If I was selling real estate, my concern would be the increasing amount of information available to my clients. I no longer have proprietary data on what houses sell for, the market’s inventory, walking scores, or the quality of education in the school around the corner.
“Bring numbers to their life”
So how do I find my way into my client’s heart? I bring those numbers to their life.
Instead of selling them a house, I focus on their home. What is their intent? To raise a family, walk and shop locally, and find a dog-friendly neighborhood or one accessible to their aging parents or to invest in a second property? Instead of citing a walking score for someone looking for a neighborhood oasis, I would animate every city block, as no one has walked them more.
Be their YODA versus being an agent.
Small Business Owners are passionate and often subject matter experts as many started businesses based on their interests. Someone in professional services is happy to talk about their degrees and experiences, a craft brewer about their Hops, and a repair shop for computers about drives. I have to be honest. I am busy, and I am confused by the amount of choice, so unless you have to say matters to me, you contribute to the noise. Instead of telling your story, focus on mine.
Let’s imagine that you run a Golf Simulator Shop. It’s your passion as you went to school on a full Golf Scholarship. It’s also your lucky day as I am looking for some golf lessons, and so is my daughter.
We have already talked to three potential Pros. One was a woman who cited her golf scholarship and the successful amateur tournaments they played across the United States. The second one played on the Nike Tour and met some players that we watch today on television. The third had a room full of gadgets they couldn’t wait to strap on you.
But imagine if you took the time to realize two things. Since my Divorce, my relationship with my daughter had suffered, and I struggled to find something we could share and do together. You talked about a Father-Daughter tournament coming up in eight weeks and a program we could do to prepare us for it. I bet that we would buy the lesson and practice package, and our outfits that day would come from your Pro Shop.

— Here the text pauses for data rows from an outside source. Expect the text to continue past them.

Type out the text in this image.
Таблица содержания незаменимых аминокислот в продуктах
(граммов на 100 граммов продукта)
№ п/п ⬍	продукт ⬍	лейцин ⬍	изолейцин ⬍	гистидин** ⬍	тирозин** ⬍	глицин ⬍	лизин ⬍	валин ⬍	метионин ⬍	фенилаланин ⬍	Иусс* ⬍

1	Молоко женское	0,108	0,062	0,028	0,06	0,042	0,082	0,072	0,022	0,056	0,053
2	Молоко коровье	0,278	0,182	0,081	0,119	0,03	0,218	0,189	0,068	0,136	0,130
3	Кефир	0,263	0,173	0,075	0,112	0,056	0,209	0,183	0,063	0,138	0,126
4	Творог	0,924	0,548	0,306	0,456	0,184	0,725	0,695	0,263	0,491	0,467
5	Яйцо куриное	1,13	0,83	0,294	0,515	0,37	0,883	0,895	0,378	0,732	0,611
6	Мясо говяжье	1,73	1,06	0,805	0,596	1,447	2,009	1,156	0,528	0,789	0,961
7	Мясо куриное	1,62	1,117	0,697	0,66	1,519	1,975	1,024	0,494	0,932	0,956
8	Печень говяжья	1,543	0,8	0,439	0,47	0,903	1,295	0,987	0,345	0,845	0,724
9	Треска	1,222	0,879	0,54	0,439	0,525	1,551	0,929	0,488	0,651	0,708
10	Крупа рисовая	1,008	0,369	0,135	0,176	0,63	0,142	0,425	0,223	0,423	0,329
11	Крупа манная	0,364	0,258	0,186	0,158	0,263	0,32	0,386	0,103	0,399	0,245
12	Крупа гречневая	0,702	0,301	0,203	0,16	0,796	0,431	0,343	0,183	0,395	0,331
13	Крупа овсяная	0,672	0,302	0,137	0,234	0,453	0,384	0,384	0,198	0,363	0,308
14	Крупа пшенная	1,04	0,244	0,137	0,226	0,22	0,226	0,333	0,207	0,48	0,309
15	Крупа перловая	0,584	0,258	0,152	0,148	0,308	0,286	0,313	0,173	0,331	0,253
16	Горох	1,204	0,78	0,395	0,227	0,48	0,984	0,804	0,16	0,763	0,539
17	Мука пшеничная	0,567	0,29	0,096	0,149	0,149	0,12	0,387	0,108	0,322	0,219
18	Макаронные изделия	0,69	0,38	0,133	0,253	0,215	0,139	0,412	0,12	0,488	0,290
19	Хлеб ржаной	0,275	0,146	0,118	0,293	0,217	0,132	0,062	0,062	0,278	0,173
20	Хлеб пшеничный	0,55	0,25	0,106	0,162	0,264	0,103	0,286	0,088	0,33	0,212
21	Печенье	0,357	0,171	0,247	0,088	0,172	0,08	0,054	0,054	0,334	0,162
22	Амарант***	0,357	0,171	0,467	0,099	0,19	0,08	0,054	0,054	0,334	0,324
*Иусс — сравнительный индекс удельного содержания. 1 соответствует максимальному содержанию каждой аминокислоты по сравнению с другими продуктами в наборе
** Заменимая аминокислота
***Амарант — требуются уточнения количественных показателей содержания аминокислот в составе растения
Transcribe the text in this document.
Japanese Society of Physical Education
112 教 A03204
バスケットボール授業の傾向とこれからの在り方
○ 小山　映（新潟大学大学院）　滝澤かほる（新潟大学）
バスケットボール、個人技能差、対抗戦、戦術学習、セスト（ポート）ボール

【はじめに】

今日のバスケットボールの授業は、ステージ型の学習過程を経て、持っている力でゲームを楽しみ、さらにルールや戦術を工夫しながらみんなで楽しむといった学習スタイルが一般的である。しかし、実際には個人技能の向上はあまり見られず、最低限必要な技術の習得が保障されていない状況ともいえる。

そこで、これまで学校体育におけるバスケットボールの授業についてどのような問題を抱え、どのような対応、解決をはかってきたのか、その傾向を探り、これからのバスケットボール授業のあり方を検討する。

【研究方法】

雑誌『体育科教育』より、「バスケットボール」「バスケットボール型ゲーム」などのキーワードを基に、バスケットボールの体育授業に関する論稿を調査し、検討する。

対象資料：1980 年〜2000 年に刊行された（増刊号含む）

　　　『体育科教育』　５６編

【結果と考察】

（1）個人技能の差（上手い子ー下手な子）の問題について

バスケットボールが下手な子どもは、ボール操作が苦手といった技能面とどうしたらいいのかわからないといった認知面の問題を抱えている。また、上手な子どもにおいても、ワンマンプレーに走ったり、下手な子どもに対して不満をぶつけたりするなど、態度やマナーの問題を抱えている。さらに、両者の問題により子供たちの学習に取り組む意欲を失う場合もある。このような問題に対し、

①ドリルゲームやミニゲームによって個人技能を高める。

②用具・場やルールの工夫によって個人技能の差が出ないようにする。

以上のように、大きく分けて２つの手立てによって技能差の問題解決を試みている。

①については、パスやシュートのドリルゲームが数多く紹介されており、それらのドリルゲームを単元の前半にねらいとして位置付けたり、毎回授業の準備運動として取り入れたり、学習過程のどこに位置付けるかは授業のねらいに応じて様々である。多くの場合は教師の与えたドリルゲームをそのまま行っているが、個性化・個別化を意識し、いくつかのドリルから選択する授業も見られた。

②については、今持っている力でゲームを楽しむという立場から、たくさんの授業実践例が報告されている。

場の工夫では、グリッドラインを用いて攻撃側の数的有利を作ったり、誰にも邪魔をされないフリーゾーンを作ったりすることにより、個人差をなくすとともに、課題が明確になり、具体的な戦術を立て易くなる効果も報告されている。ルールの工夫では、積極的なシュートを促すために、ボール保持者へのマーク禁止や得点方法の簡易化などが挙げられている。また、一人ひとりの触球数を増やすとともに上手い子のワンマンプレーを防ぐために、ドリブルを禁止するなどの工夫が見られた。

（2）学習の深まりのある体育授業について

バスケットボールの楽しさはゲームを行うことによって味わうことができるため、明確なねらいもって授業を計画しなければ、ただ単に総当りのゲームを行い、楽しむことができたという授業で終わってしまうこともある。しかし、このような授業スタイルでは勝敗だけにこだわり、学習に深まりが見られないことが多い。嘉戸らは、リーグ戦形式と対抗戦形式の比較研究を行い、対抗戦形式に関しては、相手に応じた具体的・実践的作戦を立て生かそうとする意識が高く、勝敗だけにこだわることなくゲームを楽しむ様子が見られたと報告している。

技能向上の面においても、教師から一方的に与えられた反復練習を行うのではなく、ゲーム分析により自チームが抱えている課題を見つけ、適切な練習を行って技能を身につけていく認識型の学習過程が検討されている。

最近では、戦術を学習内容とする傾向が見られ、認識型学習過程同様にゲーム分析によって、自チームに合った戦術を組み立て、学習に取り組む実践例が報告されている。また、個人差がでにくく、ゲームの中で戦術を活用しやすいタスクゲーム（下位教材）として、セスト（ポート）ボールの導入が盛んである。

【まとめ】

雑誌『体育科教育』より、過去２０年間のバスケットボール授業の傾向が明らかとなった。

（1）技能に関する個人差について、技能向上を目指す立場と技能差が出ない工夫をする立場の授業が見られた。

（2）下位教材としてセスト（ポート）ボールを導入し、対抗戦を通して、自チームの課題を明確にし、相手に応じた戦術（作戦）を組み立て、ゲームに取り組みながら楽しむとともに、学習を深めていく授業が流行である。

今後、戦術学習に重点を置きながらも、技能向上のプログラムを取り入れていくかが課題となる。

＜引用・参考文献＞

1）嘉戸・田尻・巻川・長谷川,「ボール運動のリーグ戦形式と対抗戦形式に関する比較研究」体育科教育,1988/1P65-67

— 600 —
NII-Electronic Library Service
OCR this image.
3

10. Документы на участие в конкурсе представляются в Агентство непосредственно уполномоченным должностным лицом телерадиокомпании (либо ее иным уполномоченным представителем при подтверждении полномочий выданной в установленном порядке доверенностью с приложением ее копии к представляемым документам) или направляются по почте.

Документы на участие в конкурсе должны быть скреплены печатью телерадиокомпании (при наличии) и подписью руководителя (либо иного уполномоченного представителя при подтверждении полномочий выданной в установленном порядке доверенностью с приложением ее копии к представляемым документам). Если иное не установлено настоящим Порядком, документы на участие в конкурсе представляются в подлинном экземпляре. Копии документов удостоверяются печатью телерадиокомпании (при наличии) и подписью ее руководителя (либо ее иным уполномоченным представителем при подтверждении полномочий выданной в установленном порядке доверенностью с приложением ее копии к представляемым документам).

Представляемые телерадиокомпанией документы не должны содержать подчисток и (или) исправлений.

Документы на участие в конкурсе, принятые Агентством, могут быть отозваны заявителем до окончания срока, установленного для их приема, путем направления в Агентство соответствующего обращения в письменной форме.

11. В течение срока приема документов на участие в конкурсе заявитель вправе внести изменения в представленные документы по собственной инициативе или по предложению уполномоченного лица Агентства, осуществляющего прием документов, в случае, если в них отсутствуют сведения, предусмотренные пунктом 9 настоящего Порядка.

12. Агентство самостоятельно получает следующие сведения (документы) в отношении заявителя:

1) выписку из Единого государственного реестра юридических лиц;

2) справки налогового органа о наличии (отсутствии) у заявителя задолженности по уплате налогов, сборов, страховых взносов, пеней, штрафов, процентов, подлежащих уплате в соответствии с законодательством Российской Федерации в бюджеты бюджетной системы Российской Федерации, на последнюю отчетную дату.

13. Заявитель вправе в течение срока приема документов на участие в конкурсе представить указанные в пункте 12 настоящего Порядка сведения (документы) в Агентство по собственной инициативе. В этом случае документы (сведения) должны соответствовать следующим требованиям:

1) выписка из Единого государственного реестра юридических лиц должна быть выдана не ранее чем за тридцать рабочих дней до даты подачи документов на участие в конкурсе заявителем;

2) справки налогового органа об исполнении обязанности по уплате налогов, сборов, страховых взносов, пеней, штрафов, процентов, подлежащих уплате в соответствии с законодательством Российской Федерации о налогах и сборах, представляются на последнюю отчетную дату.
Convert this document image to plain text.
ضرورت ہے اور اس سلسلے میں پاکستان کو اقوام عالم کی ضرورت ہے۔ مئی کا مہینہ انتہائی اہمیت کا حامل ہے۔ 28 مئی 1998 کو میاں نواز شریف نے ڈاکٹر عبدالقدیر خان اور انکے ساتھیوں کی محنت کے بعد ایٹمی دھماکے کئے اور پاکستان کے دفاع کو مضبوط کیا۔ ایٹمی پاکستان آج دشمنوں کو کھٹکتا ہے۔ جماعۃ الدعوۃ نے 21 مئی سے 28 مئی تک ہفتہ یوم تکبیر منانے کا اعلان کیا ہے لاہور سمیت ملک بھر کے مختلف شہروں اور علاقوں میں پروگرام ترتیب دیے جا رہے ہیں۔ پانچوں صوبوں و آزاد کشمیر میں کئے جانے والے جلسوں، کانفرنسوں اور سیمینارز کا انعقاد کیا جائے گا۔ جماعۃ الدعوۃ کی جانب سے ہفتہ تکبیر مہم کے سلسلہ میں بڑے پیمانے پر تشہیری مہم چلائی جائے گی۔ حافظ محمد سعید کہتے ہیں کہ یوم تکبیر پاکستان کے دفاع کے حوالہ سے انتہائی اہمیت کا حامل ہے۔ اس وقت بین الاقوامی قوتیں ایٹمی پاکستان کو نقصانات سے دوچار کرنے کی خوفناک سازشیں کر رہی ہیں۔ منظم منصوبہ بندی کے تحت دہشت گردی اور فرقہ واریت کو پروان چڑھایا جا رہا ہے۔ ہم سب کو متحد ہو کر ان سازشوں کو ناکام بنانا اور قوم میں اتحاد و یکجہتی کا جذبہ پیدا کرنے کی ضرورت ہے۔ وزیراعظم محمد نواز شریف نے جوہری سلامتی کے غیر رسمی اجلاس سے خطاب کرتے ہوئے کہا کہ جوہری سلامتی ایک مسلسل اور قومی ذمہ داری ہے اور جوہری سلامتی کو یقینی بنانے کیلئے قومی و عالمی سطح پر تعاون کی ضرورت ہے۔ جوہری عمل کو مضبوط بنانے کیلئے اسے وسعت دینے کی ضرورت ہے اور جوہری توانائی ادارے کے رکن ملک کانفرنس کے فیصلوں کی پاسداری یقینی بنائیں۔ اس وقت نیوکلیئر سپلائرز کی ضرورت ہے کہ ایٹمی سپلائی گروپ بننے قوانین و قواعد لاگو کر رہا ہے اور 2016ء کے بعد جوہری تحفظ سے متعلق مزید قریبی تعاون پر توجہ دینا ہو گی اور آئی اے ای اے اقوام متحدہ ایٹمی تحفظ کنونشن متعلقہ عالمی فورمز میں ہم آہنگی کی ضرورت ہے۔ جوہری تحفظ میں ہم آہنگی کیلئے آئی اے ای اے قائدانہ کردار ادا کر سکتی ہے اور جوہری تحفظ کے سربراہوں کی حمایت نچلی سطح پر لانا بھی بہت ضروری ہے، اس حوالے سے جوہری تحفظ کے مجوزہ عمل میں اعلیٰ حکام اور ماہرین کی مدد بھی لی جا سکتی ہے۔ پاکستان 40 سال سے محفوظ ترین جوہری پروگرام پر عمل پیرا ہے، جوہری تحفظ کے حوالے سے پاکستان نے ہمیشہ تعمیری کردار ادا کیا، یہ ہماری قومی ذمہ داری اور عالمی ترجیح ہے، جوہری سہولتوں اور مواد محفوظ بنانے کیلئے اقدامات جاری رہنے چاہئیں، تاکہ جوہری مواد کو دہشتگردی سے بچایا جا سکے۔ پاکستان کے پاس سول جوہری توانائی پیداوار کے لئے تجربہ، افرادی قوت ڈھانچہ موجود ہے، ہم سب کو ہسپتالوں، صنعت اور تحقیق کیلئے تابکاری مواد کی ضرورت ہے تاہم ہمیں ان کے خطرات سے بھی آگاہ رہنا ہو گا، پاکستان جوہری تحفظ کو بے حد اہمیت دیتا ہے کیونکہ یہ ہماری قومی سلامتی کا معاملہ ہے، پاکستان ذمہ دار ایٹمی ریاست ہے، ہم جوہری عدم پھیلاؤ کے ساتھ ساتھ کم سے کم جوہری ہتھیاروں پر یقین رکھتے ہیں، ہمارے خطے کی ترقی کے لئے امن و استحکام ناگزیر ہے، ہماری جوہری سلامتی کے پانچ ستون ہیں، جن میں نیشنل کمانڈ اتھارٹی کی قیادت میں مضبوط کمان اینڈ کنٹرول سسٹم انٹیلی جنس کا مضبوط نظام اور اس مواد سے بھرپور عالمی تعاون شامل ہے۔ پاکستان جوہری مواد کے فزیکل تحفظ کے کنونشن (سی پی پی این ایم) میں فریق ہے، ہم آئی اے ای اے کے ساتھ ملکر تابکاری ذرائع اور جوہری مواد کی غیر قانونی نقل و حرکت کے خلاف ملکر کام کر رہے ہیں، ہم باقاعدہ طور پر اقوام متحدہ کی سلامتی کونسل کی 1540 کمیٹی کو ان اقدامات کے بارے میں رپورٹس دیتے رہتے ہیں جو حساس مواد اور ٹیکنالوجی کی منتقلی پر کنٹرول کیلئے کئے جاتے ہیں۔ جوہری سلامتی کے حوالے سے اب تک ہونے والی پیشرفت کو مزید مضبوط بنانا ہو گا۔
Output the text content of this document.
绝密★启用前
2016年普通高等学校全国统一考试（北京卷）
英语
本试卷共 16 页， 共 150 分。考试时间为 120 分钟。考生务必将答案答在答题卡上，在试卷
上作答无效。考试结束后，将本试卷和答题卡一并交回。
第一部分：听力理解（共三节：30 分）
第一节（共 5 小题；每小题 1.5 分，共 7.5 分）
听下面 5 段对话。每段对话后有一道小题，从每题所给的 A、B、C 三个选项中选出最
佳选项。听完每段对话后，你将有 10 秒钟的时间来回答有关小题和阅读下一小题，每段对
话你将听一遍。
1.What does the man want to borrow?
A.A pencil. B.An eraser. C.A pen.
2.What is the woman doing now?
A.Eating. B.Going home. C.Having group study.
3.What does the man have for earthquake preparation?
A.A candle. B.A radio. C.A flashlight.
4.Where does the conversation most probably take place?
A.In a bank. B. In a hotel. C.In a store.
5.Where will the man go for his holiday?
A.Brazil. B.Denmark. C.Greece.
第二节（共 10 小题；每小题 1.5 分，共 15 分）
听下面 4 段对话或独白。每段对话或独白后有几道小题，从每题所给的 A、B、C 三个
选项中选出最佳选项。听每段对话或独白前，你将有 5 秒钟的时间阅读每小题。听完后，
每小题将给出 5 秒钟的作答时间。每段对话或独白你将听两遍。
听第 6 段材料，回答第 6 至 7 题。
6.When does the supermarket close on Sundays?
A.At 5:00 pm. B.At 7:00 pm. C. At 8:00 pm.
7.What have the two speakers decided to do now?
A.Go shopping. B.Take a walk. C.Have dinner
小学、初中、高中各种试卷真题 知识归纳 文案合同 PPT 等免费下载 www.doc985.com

If you are still with me, you must think that these three steps are very similar. You are right, as they all have to do with emotion and feeling. The key is to climb these steps in order.
1) Stop segmenting customers and instead identify intent and motivation. What are they trying to do? How serious are they?
2) Identify your Yoda Role
3) Stop Telling your story; become part of theirs
Small business owners who are my guide, curator and motivator I reward with my loyalty and business. I talk about them, rate them on Google, and support them. I live in the East End of Toronto, in a neighbourhood called The Beach. There is a tiny Men’s Wear Store called Pony Club. Two brothers, Gabe and Angelo, run it. Gabe doesn’t sell me suits or shirts; he dresses me for my moments. He knows I do TV, speak to audiences that are sometimes in the thousands, and today make my living on Zoom. He curates my clothes based on what matters to my livelihood.
My fish shop knows that I am not afraid to grill raw and expensive Tuna. My bike shop took the time to understand our intent, and we drove away with a tandem bike. Sam, who takes care of us at our local restaurant, knows us by name and insists we taste some of their new wines as part of the experience. And when I owned my agency, I was loyal to the suppliers that had my back.
It’s always better to be valued than to have to sell on value.